Right now, we have no context for this, and Levy seems very, very enthusiastic and happy about the film’s pivot. So, relative to other reshoots in the Disney era of Star Wars movies, this might be tame. 2016’s Rogue One underwent a huge number of reshoots, so many that many scenes from the trailers don’t exist in the final film at all. (Plus that famous Darth Vader ending comes from reshoots, which is either a great or terrible thing, depending on who you ask.) Meanwhile, 2018’s Solo: A Star Wars Story was the most infamous Star Wars reshoot kerfuffle, with essentially the entire first take on the movie, from directors Phil Lord and Christopher Miller, totally thrown out and redone by Ron Howard. And though 2019’s The Rise of Skywalker didn’t have huge reshoots, it did begin its life as an entirely different film called Duel of the Fates, from writer-director Colin Trevorrow, who was later replaced by J.J. Abrams.
So, one could argue — and many have — that massive pivots in new Star Wars movies during the Disney era have led to a few disappointing results. That said, it’s too early to say whether or not that’s the case with Starfighter, since, at this point, we know so little about the actual story of the movie, other than Ryan Gosling’s character is protecting a young person played by Flynn Gray. We also know that this movie is set after The Rise of Skywalker, but is not “Episode X” or anything like that.
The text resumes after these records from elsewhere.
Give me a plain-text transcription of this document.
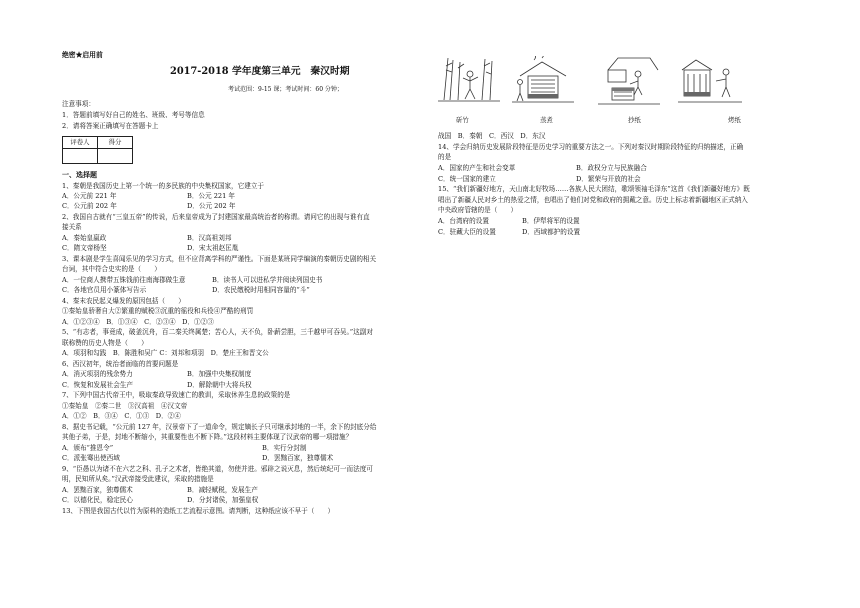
绝密★启用前
2017-2018 学年度第三单元　秦汉时期
考试范围：9-15 课；考试时间：60 分钟；
注意事项：
1．答题前填写好自己的姓名、班级、考号等信息
2．请将答案正确填写在答题卡上
评卷人	得分

一、选择题
1、秦朝是我国历史上第一个统一的多民族的中央集权国家，它建立于
A．公元前 221 年	B．公元 221 年
C．公元前 202 年	D．公元 202 年
2、我国自古就有“三皇五帝”的传说，后来皇帝成为了封建国家最高统治者的称谓。请问它的出现与谁有直
接关系
A．秦始皇嬴政	B．汉高祖刘邦
C．隋文帝杨坚	D．宋太祖赵匡胤
3、课本剧是学生喜闻乐见的学习方式，但不应背离学科的严谨性。下面是某班同学编演的秦朝历史剧的相关
台词，其中符合史实的是（　　）
A．一位商人携带五铢钱前往南海郡做生意	B．读书人可以进私学并阅读列国史书
C．各地官员用小篆体写告示	D．农民缴税时用相同容量的“斗”
4、秦末农民起义爆发的原因包括（　　）
①秦始皇骄奢自大②繁重的赋税③沉重的徭役和兵役④严酷的刑罚
A．①②③④　B．①③④　C．②③④　D．①②③
5、“有志者，事竟成，破釜沉舟，百二秦关终属楚；苦心人，天不负，卧薪尝胆，三千越甲可吞吴。”这副对
联称赞的历史人物是（　　）
A．项羽和勾践　B．陈胜和吴广 C：刘邦和项羽　D．楚庄王和晋文公
6、西汉初年，统治者面临的首要问题是
A．消灭项羽的残余势力	B．加强中央集权制度
C．恢复和发展社会生产	D．解除朝中大将兵权
7、下列中国古代帝王中，吸取秦政导致速亡的教训，采取休养生息的政策的是
①秦始皇　②秦二世　③汉高祖　④汉文帝
A．①②　B．③④　C．①③　D．②④
8、据史书记载，“公元前 127 年，汉景帝下了一道命令，规定嫡长子只可继承封地的一半，余下的封底分给
其他子弟，于是，封地不断缩小，其重要性也不断下降。”这段材料主要体现了汉武帝的哪一项措施？
A．颁布“推恩令”	B．实行分封制
C．派张骞出使西域	D．罢黜百家，独尊儒术
9、“臣愚以为诸不在六艺之科、孔子之术者，皆绝其道，勿使并进。邪辟之说灭息，然后统纪可一而法度可
明，民知所从矣。”汉武帝接受此建议，采取的措施是
A．罢黜百家，独尊儒术	B．减轻赋税，发展生产
C．以德化民，稳定民心	D．分封诸侯，加强皇权
13、下图是我国古代以竹为原料的造纸工艺流程示意图。请判断，这种纸应该不早于（　　）
斫竹	蒸煮	抄纸	烤纸
战国　B．秦朝　C．西汉　D．东汉
14、学会归纳历史发展阶段特征是历史学习的重要方法之一。下列对秦汉时期阶段特征的归纳描述，正确
的是
A．国家的产生和社会变革	B．政权分立与民族融合
C．统一国家的建立	D．繁荣与开放的社会
15、“我们新疆好地方，天山南北好牧场……各族人民大团结，歌颂领袖毛泽东”这首《我们新疆好地方》既
唱出了新疆人民对乡土的热爱之情，也唱出了他们对党和政府的拥戴之意。历史上标志着新疆地区正式纳入
中央政府管辖的是（　　）
A．台湾府的设置	B．伊犁将军的设置
C．驻藏大臣的设置	D．西域都护的设置
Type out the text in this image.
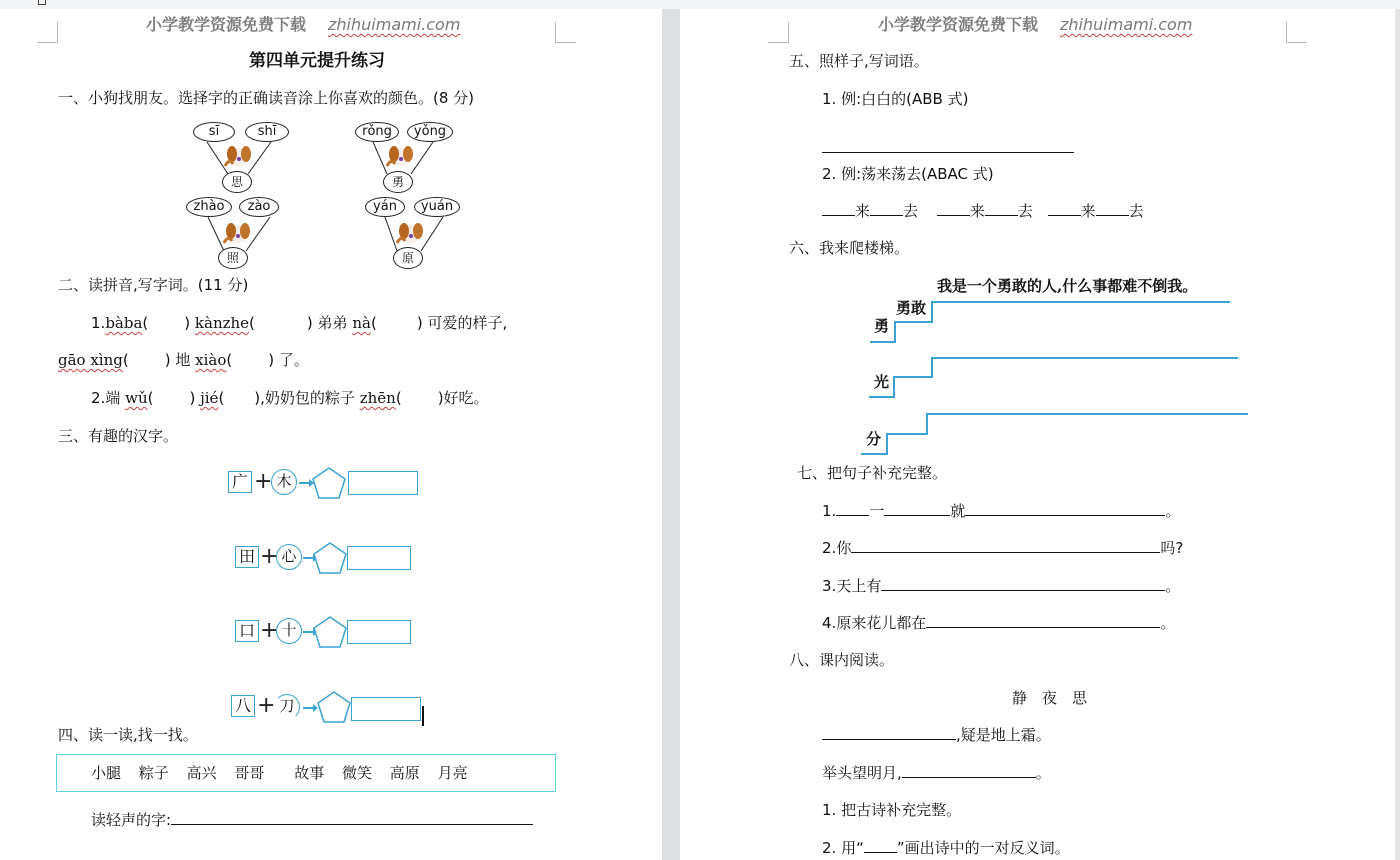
小学教学资源免费下载 zhihuimami.com
第四单元提升练习
一、小狗找朋友。选择字的正确读音涂上你喜欢的颜色。(8 分)
sī	shī
思
rǒng	yǒng
勇
zhào	zào
照
yán	yuán
原
二、读拼音,写字词。(11 分)
1.bàba( ) kànzhe(	) 弟弟 nà(	) 可爱的样子,
gāo xìng( ) 地 xiào( ) 了。
2.端 wǔ( ) jié( ),奶奶包的粽子 zhēn( )好吃。
三、有趣的汉字。
广 + 木
田 + 心
口 + 十
八 + 刀
四、读一读,找一找。
小腿 粽子 高兴 哥哥 故事 微笑 高原 月亮
读轻声的字:
小学教学资源免费下载 zhihuimami.com
五、照样子,写词语。
1. 例:白白的(ABB 式)
2. 例:荡来荡去(ABAC 式)
来 去	来 去	来 去
六、我来爬楼梯。
我是一个勇敢的人,什么事都难不倒我。
勇敢
勇
光
分
七、把句子补充完整。
1. 一	就	。
2.你	吗?
3.天上有	。
4.原来花儿都在	。
八、课内阅读。
静　夜　思
,疑是地上霜。
举头望明月,	。
1. 把古诗补充完整。
2. 用“ ”画出诗中的一对反义词。
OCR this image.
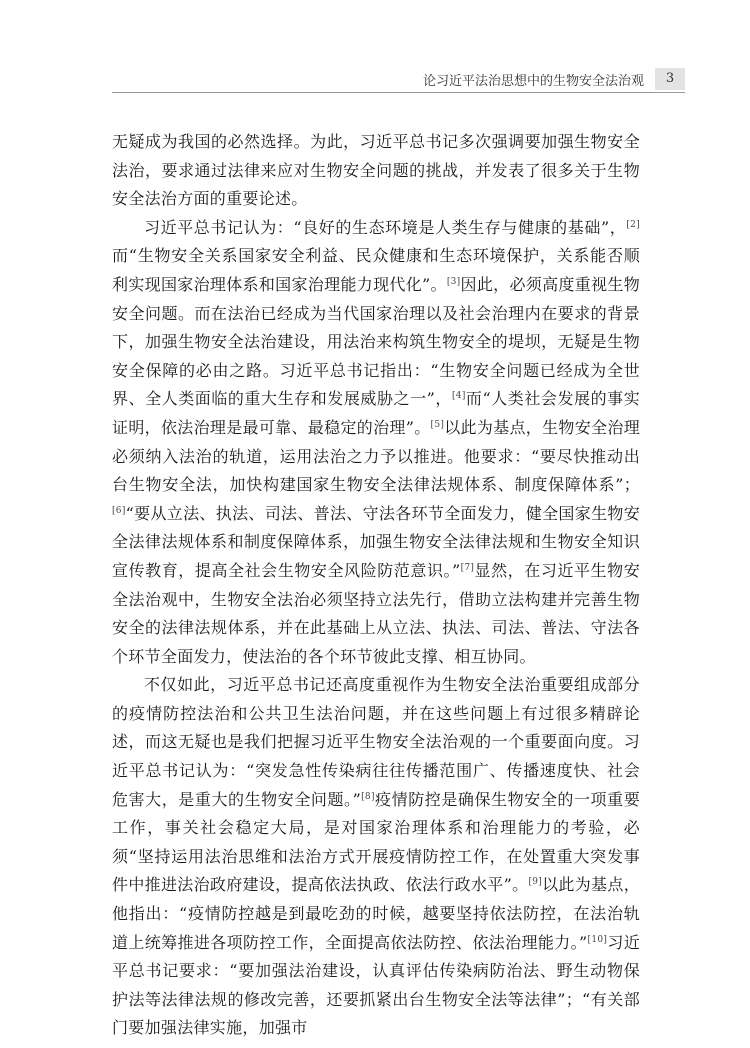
论习近平法治思想中的生物安全法治观	3

无疑成为我国的必然选择。为此，习近平总书记多次强调要加强生物安全法治，要求通过法律来应对生物安全问题的挑战，并发表了很多关于生物安全法治方面的重要论述。

习近平总书记认为：“良好的生态环境是人类生存与健康的基础”，[2]而“生物安全关系国家安全利益、民众健康和生态环境保护，关系能否顺利实现国家治理体系和国家治理能力现代化”。[3]因此，必须高度重视生物安全问题。而在法治已经成为当代国家治理以及社会治理内在要求的背景下，加强生物安全法治建设，用法治来构筑生物安全的堤坝，无疑是生物安全保障的必由之路。习近平总书记指出：“生物安全问题已经成为全世界、全人类面临的重大生存和发展威胁之一”，[4]而“人类社会发展的事实证明，依法治理是最可靠、最稳定的治理”。[5]以此为基点，生物安全治理必须纳入法治的轨道，运用法治之力予以推进。他要求：“要尽快推动出台生物安全法，加快构建国家生物安全法律法规体系、制度保障体系”；[6]“要从立法、执法、司法、普法、守法各环节全面发力，健全国家生物安全法律法规体系和制度保障体系，加强生物安全法律法规和生物安全知识宣传教育，提高全社会生物安全风险防范意识。”[7]显然，在习近平生物安全法治观中，生物安全法治必须坚持立法先行，借助立法构建并完善生物安全的法律法规体系，并在此基础上从立法、执法、司法、普法、守法各个环节全面发力，使法治的各个环节彼此支撑、相互协同。

不仅如此，习近平总书记还高度重视作为生物安全法治重要组成部分的疫情防控法治和公共卫生法治问题，并在这些问题上有过很多精辟论述，而这无疑也是我们把握习近平生物安全法治观的一个重要面向度。习近平总书记认为：“突发急性传染病往往传播范围广、传播速度快、社会危害大，是重大的生物安全问题。”[8]疫情防控是确保生物安全的一项重要工作，事关社会稳定大局，是对国家治理体系和治理能力的考验，必须“坚持运用法治思维和法治方式开展疫情防控工作，在处置重大突发事件中推进法治政府建设，提高依法执政、依法行政水平”。[9]以此为基点，他指出：“疫情防控越是到最吃劲的时候，越要坚持依法防控，在法治轨道上统筹推进各项防控工作，全面提高依法防控、依法治理能力。”[10]习近平总书记要求：“要加强法治建设，认真评估传染病防治法、野生动物保护法等法律法规的修改完善，还要抓紧出台生物安全法等法律”；“有关部门要加强法律实施，加强市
On another positive and optimistic note, it seems that Levy feels that Disney and Lucasfilm have been pretty easy to work with and haven’t been bullying him into doing anything. His proof? Both the promotional photos for Starfighter that we’ve seen so far were utterly unplanned. “It was just two spontaneous moments, where I looked up and was like ‘that is an awesome image.’”
Levy points out that some have asked him if it’s “all very calculated” in terms of releasing these images, and he says that the opposite is true, saying in the same interview that his motivations for sharing these images were about “seeing something that felt magic to me.”
Will that feeling of magic survive the reshoots? For now, it seems the Force is still strong with Starfighter, even if its original ending may never be fully understood.